438. Find All Anagrams in a String

Leetcode Hash Table

Given a string s and a non-empty string p, find all the start indices of p's anagrams in s.

Strings consists of lowercase English letters only and the length of both strings s and p will not be larger than 20,100.

The order of output does not matter.

Example 1:

Input:
s: "cbaebabacd" p: "abc"

Output:
[0, 6]

Explanation:
The substring with start index = 0 is "cba", which is an anagram of "abc".
The substring with start index = 6 is "bac", which is an anagram of "abc".

Example 2:

Input:
s: "abab" p: "ab"

Output:
[0, 1, 2]

Explanation:
The substring with start index = 0 is "ab", which is an anagram of "ab".
The substring with start index = 1 is "ba", which is an anagram of "ab".
The substring with start index = 2 is "ab", which is an anagram of "ab".

分析¶

这道题目是LeetCode 242. Valid Anagram的延伸。前者只要判断字符串是否是变位词，这里需要寻找出变位词的位置。一个容易想到的办法就是依次从字符串s中取出与p长度相等的子字符串，然后判定该子字符串是否是变位词。

public List<Integer> findAnagrams(String s, String p) {
    int slen = s.length(), plen = p.length();
    List<Integer> list = new ArrayList<>();
    for (int i = 0; i < slen - plen + 1; i++)
        if (isAnagram(p, s.substring(i, i + plen))) list.add(i);

    return list;
}

private boolean isAnagram(String s, String t) {
    int[] count = new int[26];
    for (int i = 0; i < s.length(); i++) {
        count[s.charAt(i) - 'a']++;
        count[t.charAt(i) - 'a']--;
    }

    for (int i = 0; i < count.length; i++) 
        if (count[i] != 0) return false;

    return true;
}

但是这种方法的时间复杂度不是很理想。一种被广泛应用在子字符串算法的滑动窗口方法能够很好的降低复杂度：它的基本思想是维持一个哈希表，哈希表的键值分别为字符和字符出现的次数；另外有begin，end指针分别表示滑动窗口的起始点和终点位置。哈希表中的值，也就是字符次数，初始化为变位词中各个字符出现的次数。遍历字符串，当出现变位词的字符时，哈希表中相应的值减去1，当哈希表中的值都为0时，说明滑动窗口内的子字符串很可能是变位词，如果此时起始点和终点的距离end-begin恰好为变位词的长度时，说明滑动窗口内肯定是变位词，记录下此时变位词的位置。
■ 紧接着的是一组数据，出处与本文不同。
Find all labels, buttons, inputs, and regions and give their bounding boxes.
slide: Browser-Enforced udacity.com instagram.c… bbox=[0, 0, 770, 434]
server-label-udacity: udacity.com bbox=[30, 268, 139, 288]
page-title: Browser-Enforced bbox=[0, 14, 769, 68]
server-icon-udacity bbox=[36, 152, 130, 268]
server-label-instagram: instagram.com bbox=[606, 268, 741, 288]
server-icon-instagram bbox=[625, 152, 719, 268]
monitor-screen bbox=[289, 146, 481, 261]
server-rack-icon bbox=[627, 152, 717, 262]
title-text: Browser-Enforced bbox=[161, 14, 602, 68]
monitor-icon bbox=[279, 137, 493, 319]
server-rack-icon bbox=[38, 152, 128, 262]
然后调整滑动窗口的位置，寻找下一个变位词。

public List<Integer> findAnagrams(String s, String p) {
    //init a collection or int value to save the result according the question.
    List<Integer> result = new LinkedList<>();
    if(p.length() > s.length()) return result;

    // create a hashmap to save the Characters of the target substring.
    // (K, V) = (Character, Frequence of the Characters)
    Map<Character, Integer> map = new HashMap<>();
    for(char c : p.toCharArray())
        map.put(c, map.getOrDefault(c, 0) + 1);

    //maintain a counter to check whether match the target string.
    //must be the map size, NOT the string size because the char may be duplicate.
    int counter = map.size();

    //Two Pointers: begin - left pointer of the window; end - right pointer of the window
    int begin = 0, end = 0;

    //loop at the beginning of the source string
    while(end < s.length()){
        //get a character
        char c = s.charAt(end);
        if(map.containsKey(c)){
            // plus or minus one
            map.put(c, map.get(c)-1);
            // modify the counter according the requirement(different condition).
            if (map.get(c) == 0) counter--;
        }
        end++;

        //increase begin pointer to make it invalid/valid again
        while(counter == 0){
            // ***be careful here: choose the char at begin pointer, NOT the end pointer
            char tempc = s.charAt(begin);
            if (map.containsKey(tempc)){
                //plus or minus one
                map.put(tempc, map.get(tempc) + 1);
                //modify the counter according the requirement(different condition).
                if (map.get(tempc) > 0) counter++;
            }

            // save / update(min/max) the result if find a target
            // result collections or result int value
            if (end - begin == p.length())
                result.add(begin);
            begin++;
        } //end while
    } // end while
    return result;
} // end findAnagrams

但是这种做法还是稍显麻烦，毕竟这里变位词只是26个字母，而且还都是小写的，真的没有必要用HashMap来做哈希表，用一个长26的整形数组来做哈希表更加好。注意下面的counter是变位词长度，不是上面的出现次数，所以代码简洁了一些。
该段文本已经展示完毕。